Computational biologist and machine learning scientist working at the intersection of genomics, proteomics, single-cell biology, and reproducible computational pipelines.
I have a Ph.D. in Computer Science and currently work in computational biology, building ML methods and scalable workflows for disease heterogeneity, patient stratification, and treatment response.
- Genomics + representation learning
- Single-cell and multi-omics analysis
- UK Biobank and large-scale proteomics
- Reproducible bioinformatics pipelines
If you only look at a few projects, these are the best entry points:
- Genotype representation learning – LD-aware VAE + transformer framework for discovering latent genomic structure and asthma-related biology.
- Single-cell benchmarking – reproducible single-cell workflows and perturbation-aware cell-state scoring.
- Large-scale proteomics – Olink NPX and UK Biobank pipelines for Long COVID and disease subtype discovery.
- End-to-end reproducible genomics pipelines – Nextflow, Docker, and configuration-driven workflows from raw sequencing data to analysis.
LD-aware representation learning for genotype data using VAEs and transformers.
- Recovering asthma-related genomic structure without phenotype labels
- Identified strong HLA class II and PDE4D signals from latent embeddings
- Demonstrated improved latent organization versus baseline approaches
Key result: recovered known asthma biology with embedding structure achieving ARI = 0.999 and revealing multiple independent HLA haplotype axes.
Benchmarking perturbation-aware cell-state scoring methods in single-cell RNA-seq data.
- Reproducible Scanpy workflow from preprocessing through scoring and visualization
- Compared multiple scoring approaches and control gene sets
- Includes interferon-stimulated PBMC analysis and communication scoring
Key result: built an interpretable benchmark where interferon-response programs achieved near-perfect separation while preserving biologically meaningful cell-state differences.
Scalable Olink NPX proteomics analysis for pediatric Long COVID and UK Biobank replication.
- Disease subgroup discovery using WHO-defined symptom profiles
- Spark + SQL workflows for tens of thousands of participants
- Regression, enrichment, volcano plots, and replication analyses
Key result: developed reproducible pipelines to compare neurocognitive and non-neurocognitive Long COVID subtypes across pediatric and UK Biobank cohorts.

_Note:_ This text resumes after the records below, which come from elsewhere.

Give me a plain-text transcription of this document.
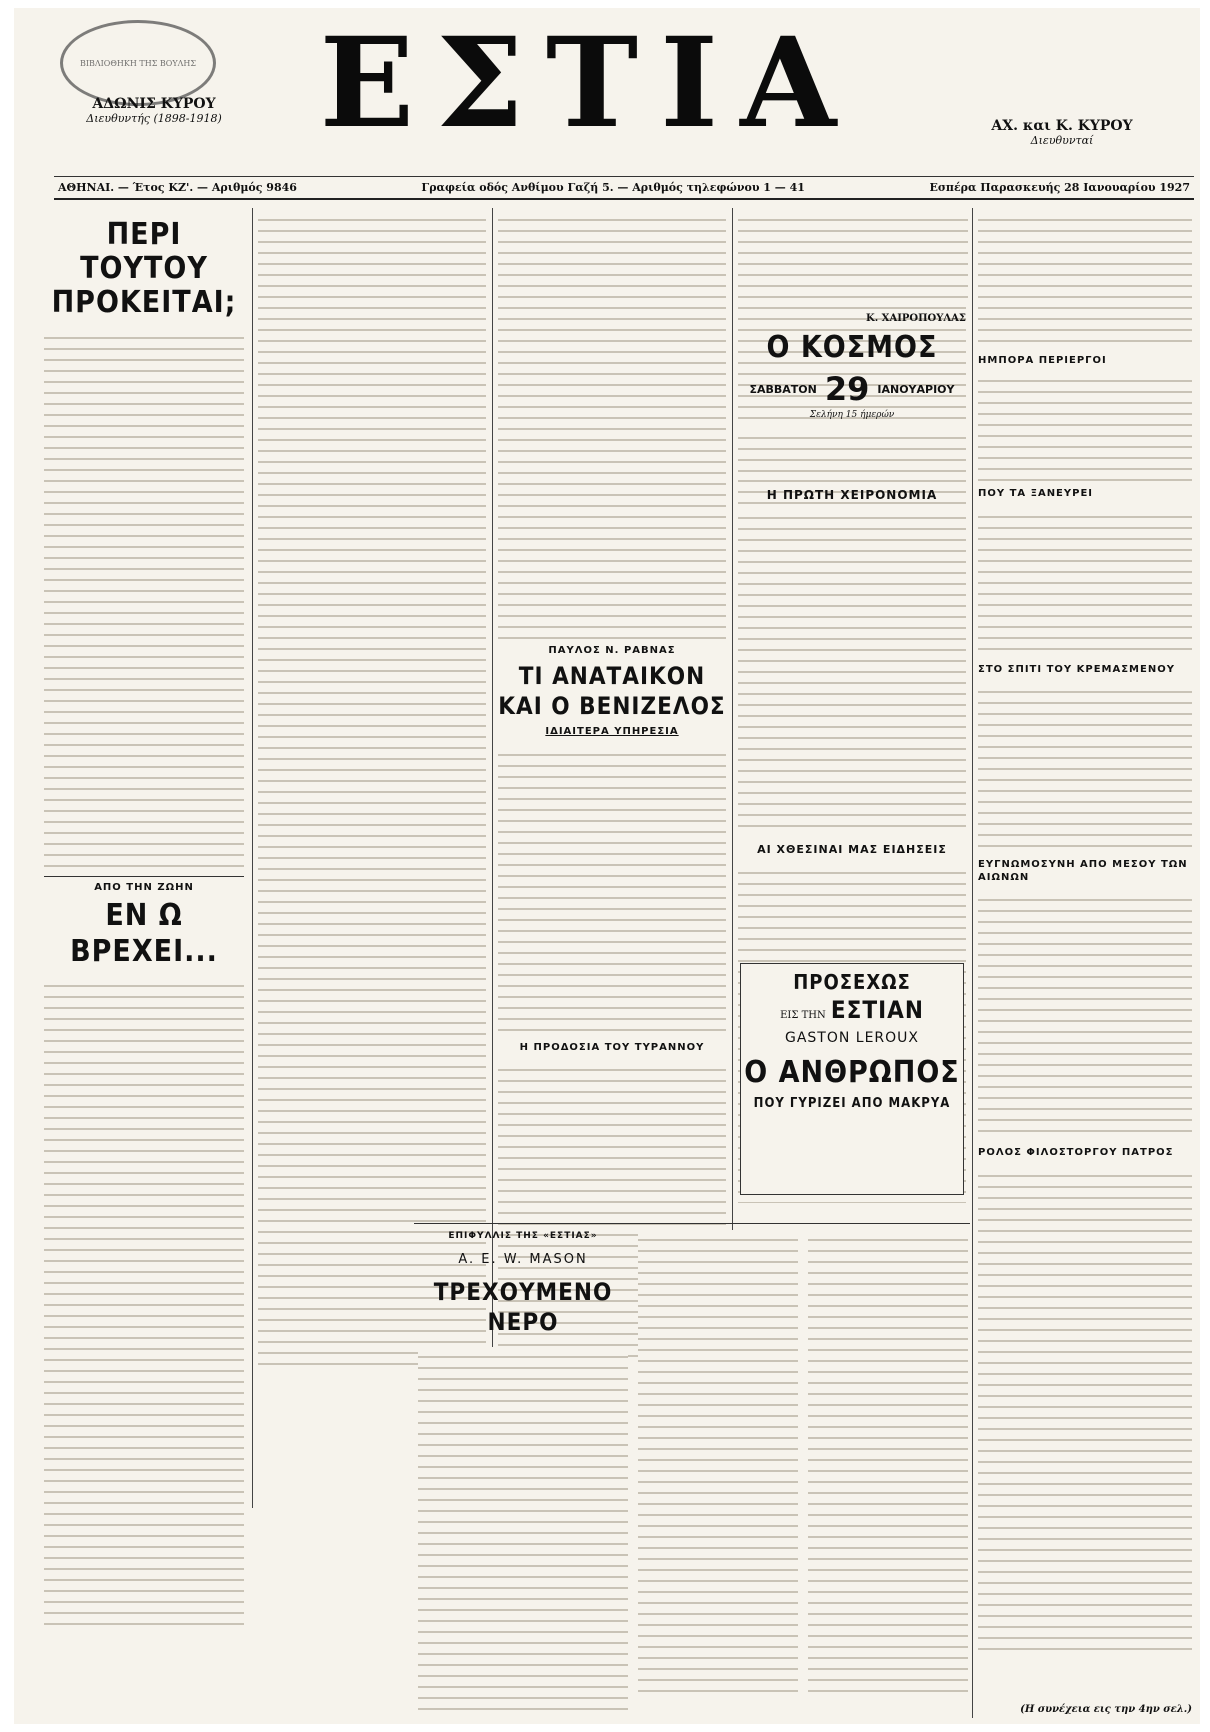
ΒΙΒΛΙΟΘΗΚΗ ΤΗΣ ΒΟΥΛΗΣ
ΑΔΩΝΙΣ ΚΥΡΟΥ
Διευθυντής (1898-1918) ΕΣΤΙΑ	ΑΧ. και Κ. ΚΥΡΟΥ
Διευθυνταί
ΑΘΗΝΑΙ. — Έτος ΚΖ'. — Αριθμός 9846	Γραφεία οδός Ανθίμου Γαζή 5. — Αριθμός τηλεφώνου 1 — 41	Εσπέρα Παρασκευής 28 Ιανουαρίου 1927
ΠΕΡΙ ΤΟΥΤΟΥ ΠΡΟΚΕΙΤΑΙ;
ΑΠΟ ΤΗΝ ΖΩΗΝ
ΕΝ Ω ΒΡΕΧΕΙ...
ΠΑΥΛΟΣ Ν. ΡΑΒΝΑΣ
ΤΙ ΑΝΑΤΑΙΚΟΝ ΚΑΙ Ο ΒΕΝΙΖΕΛΟΣ
ΙΔΙΑΙΤΕΡΑ ΥΠΗΡΕΣΙΑ
Η ΠΡΟΔΟΣΙΑ ΤΟΥ ΤΥΡΑΝΝΟΥ
Κ. ΧΑΙΡΟΠΟΥΛΑΣ
Ο ΚΟΣΜΟΣ
ΣΑΒΒΑΤΟΝ 29 ΙΑΝΟΥΑΡΙΟΥ
Σελήνη 15 ήμερών
Η ΠΡΩΤΗ ΧΕΙΡΟΝΟΜΙΑ
ΑΙ ΧΘΕΣΙΝΑΙ ΜΑΣ ΕΙΔΗΣΕΙΣ
ΠΡΟΣΕΧΩΣ
ΕΙΣ ΤΗΝ ΕΣΤΙΑΝ
GASTON LEROUX
Ο ΑΝΘΡΩΠΟΣ
ΠΟΥ ΓΥΡΙΖΕΙ ΑΠΟ ΜΑΚΡΥΑ
ΗΜΠΟΡΑ ΠΕΡΙΕΡΓΟΙ
ΠΟΥ ΤΑ ΞΑΝΕΥΡΕΙ
ΣΤΟ ΣΠΙΤΙ ΤΟΥ ΚΡΕΜΑΣΜΕΝΟΥ
ΕΥΓΝΩΜΟΣΥΝΗ ΑΠΟ ΜΕΣΟΥ ΤΩΝ ΑΙΩΝΩΝ
ΡΟΛΟΣ ΦΙΛΟΣΤΟΡΓΟΥ ΠΑΤΡΟΣ
ΕΠΙΦΥΛΛΙΣ ΤΗΣ «ΕΣΤΙΑΣ»
A. E. W. MASON
ΤΡΕΧΟΥΜΕΝΟ ΝΕΡΟ
(Η συνέχεια εις την 4ην σελ.)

Educational but production-style genomics workflow from FASTQ through variant calling, GWAS, PRS, and biological interpretation.
- Covers QC, alignment, variant calling, annotation, PCA, GWAS, PRS, and eQTL analysis
- Uses a centralized Conda environment and documented module-level workflows
- Excludes large/generated outputs from version control while preserving reproducible commands
Key result: provides a clean, reproducible template for moving from raw sequencing data to interpretable disease-associated variants.

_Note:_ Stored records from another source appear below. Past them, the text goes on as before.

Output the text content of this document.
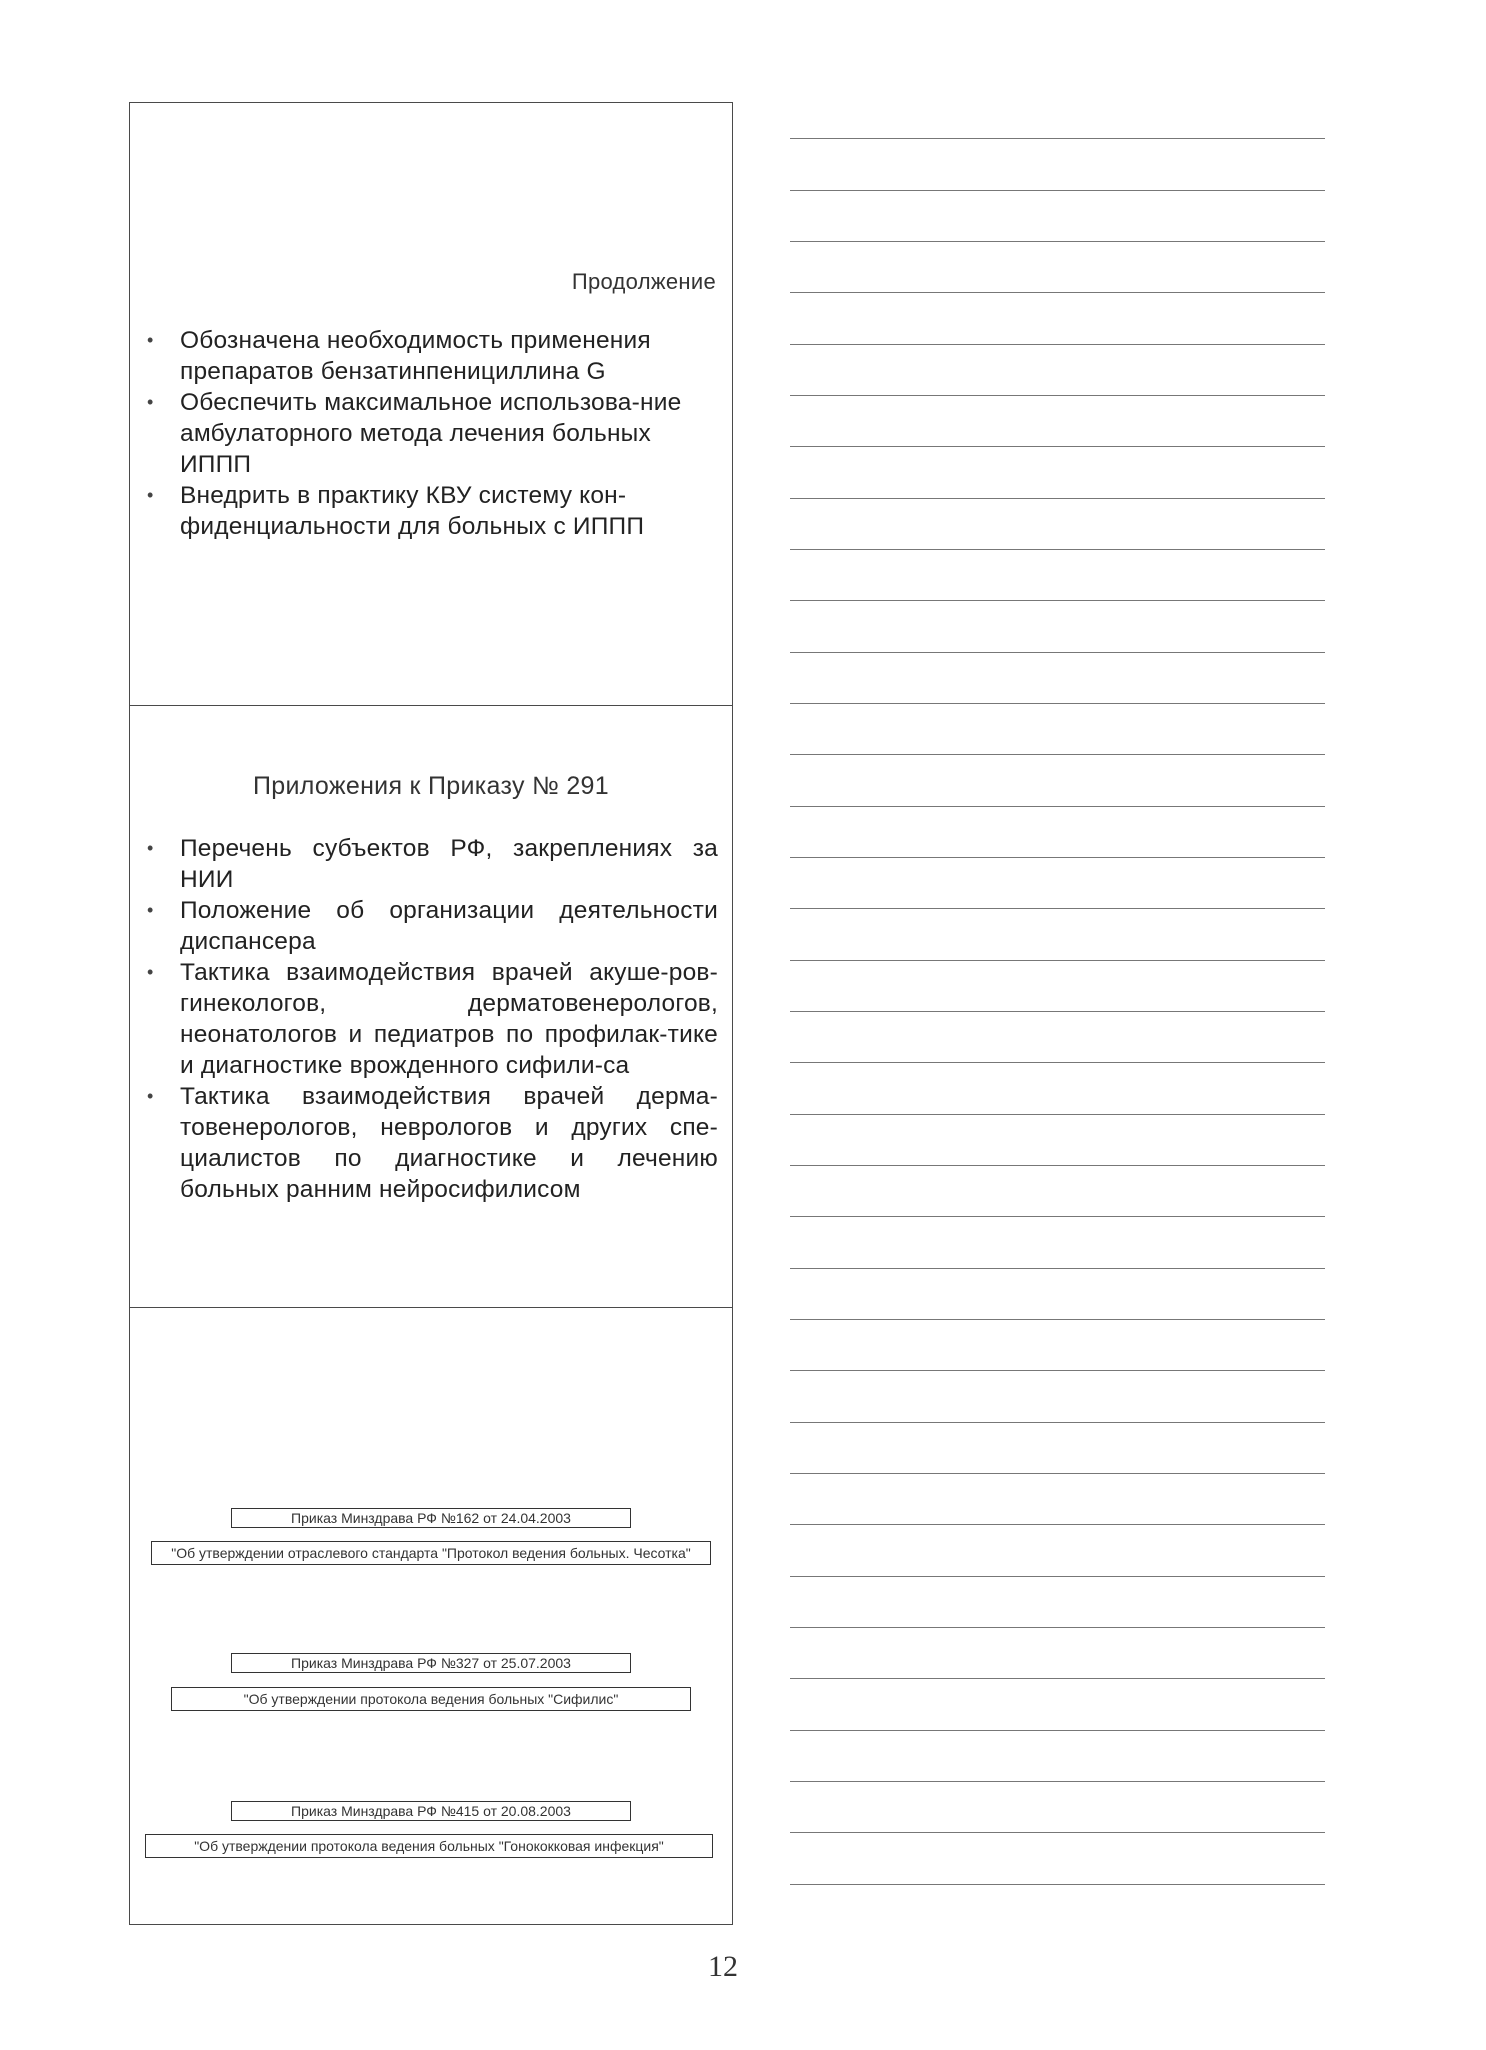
Продолжение
• Обозначена необходимость применения препаратов бензатинпенициллина G
• Обеспечить максимальное использова-ние амбулаторного метода лечения больных ИППП
• Внедрить в практику КВУ систему кон-фиденциальности для больных с ИППП
Приложения к Приказу № 291
• Перечень субъектов РФ, закреплениях за НИИ
• Положение об организации деятельности диспансера
• Тактика взаимодействия врачей акуше-ров-гинекологов, дерматовенерологов, неонатологов и педиатров по профилак-тике и диагностике врожденного сифили-са
• Тактика взаимодействия врачей дерма-товенерологов, неврологов и других спе-циалистов по диагностике и лечению больных ранним нейросифилисом
Приказ Минздрава РФ №162 от 24.04.2003
"Об утверждении отраслевого стандарта "Протокол ведения больных. Чесотка"
Приказ Минздрава РФ №327 от 25.07.2003
"Об утверждении протокола ведения больных "Сифилис"
Приказ Минздрава РФ №415 от 20.08.2003
"Об утверждении протокола ведения больных "Гонококковая инфекция"
12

Analysis of miRNA signatures associated with inhaled corticosteroid response in asthma.
- Differential expression, enrichment, and subgroup analyses
- Focus on miR-584-5p and neurocognitive phenotype differences
- Includes publication-ready plots and reproducible analysis scripts
Key result: identified candidate miRNA signatures associated with treatment response heterogeneity.

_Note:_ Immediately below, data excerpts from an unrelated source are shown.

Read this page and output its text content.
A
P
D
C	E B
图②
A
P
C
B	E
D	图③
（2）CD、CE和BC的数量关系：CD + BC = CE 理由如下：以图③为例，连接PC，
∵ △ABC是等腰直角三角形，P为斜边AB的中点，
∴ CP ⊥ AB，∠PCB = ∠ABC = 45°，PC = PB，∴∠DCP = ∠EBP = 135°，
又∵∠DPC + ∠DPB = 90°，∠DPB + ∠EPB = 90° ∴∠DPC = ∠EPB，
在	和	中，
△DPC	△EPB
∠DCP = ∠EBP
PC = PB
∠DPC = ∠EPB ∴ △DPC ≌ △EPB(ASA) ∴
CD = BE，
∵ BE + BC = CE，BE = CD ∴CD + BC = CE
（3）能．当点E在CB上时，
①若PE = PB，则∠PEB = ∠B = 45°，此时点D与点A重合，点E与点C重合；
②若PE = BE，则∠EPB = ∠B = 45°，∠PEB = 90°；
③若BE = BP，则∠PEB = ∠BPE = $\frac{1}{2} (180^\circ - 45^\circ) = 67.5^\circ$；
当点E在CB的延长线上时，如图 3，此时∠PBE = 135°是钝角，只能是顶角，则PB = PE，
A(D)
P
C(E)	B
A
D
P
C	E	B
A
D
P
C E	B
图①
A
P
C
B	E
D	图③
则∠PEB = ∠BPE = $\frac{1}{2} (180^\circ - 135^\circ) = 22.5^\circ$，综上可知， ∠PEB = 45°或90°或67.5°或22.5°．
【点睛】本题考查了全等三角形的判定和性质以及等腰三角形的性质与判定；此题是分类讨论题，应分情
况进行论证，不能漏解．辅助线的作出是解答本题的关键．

Python · PyTorch · Representation learning · VAEs · Transformers · SHAP · NLP
Genomics · GWAS/PLINK · Polygenic Risk Scores · Single-cell RNA-seq · Multi-omics · UK Biobank · Scanpy · Seurat · Olink NPX proteomics · NGS pipelines · WNN integration
Nextflow · Docker · Conda · SLURM · GitHub Actions · Spark SQL · UK Biobank RAP
NumPy · Pandas · scikit-learn · Matplotlib · Seaborn · SQL · PySpark
I enjoy building computational biology projects that are both scientifically meaningful and technically reproducible: methods that can move from raw data to interpretable biological insight, with clear workflows, versioned environments, and reusable code.